Data collection is the process of gathering and measuring information on targeted variables in an established system, which then enables one to answer relevant questions and evaluate outcomes. Data collection is a research component in all study fields, including physical and social sciences, humanities, [2] and business. While methods vary by discipline, the emphasis on ensuring accurate and honest collection remains the same. The goal for all data collection is to capture quality evidence that allows analysis to lead to the formulation of convincing and credible answers to the questions that have been posed. Data collection and validation consists of four steps when it involves taking a census and seven steps when it involves sampling. [3]

Contents

Regardless of the field of study or preference for defining data (quantitative or qualitative), accurate data collection is essential to maintain research integrity. The selection of appropriate data collection instruments (existing, modified, or newly developed) and delineated instructions for their correct use reduce the likelihood of errors.

A formal data collection process is necessary as it ensures that the data gathered are both defined and accurate. This way, subsequent decisions based on arguments embodied in the findings are made using valid data. [4] The process provides both a baseline from which to measure and in certain cases an indication of what to improve.

There are 5 common data collection methods:

  1. closed-ended surveys and quizzes,
  2. open-ended surveys and questionnaires,
  3. 1-on-1 interviews,
  4. focus groups, and
  5. direct observation. [5]

DMPs and data collection

DMP is the abbreviation for data management platform.
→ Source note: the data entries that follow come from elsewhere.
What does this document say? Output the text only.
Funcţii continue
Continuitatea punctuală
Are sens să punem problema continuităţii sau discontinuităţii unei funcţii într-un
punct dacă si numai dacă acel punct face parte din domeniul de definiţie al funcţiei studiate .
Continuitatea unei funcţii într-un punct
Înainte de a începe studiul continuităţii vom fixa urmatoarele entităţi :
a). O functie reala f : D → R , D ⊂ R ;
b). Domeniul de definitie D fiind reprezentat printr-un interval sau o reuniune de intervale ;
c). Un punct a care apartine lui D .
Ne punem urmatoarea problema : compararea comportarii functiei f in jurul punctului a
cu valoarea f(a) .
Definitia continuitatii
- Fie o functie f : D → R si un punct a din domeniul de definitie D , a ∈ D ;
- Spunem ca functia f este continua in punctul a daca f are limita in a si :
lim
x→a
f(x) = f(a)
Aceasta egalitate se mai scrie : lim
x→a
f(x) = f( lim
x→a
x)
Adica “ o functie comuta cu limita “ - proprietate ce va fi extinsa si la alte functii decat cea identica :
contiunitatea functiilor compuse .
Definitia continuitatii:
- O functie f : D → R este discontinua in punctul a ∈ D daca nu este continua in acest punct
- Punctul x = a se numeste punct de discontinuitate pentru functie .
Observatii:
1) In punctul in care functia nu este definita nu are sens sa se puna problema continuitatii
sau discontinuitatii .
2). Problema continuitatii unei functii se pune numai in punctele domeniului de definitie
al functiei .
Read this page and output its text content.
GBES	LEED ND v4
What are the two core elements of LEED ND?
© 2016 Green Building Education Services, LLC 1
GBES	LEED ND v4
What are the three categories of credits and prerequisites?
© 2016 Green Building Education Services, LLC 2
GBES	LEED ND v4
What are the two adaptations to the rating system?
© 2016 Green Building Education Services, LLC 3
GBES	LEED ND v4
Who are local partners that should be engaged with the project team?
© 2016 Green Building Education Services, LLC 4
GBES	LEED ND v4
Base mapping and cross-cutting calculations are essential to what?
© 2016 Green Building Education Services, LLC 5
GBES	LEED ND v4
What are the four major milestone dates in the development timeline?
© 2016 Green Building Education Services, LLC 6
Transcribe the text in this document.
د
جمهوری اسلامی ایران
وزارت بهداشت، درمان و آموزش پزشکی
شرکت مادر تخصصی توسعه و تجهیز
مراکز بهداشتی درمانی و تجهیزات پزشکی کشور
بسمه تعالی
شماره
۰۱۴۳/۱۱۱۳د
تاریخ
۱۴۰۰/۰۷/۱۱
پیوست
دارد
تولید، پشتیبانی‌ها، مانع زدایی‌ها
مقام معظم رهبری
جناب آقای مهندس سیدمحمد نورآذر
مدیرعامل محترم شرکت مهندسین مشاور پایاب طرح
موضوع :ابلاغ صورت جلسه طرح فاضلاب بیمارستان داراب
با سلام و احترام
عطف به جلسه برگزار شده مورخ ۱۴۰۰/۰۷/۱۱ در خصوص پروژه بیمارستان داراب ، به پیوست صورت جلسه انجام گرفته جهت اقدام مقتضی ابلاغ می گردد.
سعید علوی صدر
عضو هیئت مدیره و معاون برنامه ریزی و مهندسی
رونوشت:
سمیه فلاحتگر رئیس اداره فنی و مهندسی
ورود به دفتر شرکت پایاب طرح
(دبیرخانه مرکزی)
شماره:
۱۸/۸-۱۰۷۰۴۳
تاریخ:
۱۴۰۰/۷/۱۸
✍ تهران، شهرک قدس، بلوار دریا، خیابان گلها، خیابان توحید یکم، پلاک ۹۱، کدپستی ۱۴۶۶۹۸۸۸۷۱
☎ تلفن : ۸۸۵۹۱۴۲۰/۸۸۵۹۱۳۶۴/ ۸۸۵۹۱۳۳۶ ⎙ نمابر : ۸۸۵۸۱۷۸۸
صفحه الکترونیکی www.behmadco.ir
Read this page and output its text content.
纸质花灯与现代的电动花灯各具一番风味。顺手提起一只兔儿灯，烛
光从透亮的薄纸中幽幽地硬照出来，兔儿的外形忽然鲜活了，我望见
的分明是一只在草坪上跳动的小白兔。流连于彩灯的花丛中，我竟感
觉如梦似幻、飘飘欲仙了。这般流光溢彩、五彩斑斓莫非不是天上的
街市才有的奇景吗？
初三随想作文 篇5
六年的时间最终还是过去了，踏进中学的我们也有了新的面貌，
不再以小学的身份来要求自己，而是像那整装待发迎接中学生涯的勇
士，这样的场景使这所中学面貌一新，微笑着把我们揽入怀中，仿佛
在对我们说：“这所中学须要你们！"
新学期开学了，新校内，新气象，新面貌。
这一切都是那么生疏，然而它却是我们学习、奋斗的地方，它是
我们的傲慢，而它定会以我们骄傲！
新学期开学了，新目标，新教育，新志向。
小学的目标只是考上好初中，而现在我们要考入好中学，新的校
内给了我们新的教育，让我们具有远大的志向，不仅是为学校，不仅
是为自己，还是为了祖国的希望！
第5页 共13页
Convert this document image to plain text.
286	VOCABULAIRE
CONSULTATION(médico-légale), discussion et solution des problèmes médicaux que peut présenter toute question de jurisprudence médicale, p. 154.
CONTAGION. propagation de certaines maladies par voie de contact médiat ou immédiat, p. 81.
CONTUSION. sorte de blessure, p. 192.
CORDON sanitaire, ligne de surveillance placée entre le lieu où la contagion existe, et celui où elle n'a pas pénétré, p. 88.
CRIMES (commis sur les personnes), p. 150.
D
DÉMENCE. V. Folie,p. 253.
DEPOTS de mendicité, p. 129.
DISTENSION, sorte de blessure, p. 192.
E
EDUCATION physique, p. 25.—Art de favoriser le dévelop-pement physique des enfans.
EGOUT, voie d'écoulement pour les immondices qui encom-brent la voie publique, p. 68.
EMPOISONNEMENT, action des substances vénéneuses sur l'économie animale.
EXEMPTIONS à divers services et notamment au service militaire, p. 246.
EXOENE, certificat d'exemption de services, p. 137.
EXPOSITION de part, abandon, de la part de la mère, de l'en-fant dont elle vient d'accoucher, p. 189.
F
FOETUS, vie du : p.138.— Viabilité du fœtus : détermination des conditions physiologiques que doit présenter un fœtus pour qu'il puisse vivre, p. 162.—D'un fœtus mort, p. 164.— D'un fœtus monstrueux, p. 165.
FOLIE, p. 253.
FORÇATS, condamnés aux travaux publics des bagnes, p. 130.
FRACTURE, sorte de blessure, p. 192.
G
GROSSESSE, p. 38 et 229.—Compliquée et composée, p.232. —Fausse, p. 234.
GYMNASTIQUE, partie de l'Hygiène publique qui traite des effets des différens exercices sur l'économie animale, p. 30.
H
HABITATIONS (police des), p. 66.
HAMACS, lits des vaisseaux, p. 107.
It is a centralized storage and analytical system for data. Mainly used by marketers, DMPs exist to compile and transform large amounts of data into discernible information. [6] Marketers may want to receive and utilize first, second and third-party data. DMPs enable this, because they are the aggregate system of DSPs (demand side platform) and SSPs (supply side platform). When in comes to advertising, DMPs are integral for optimizing and guiding marketers in future campaigns. This system and their effectiveness is proof that categorized, analyzed, and compiled data is far more useful than raw data.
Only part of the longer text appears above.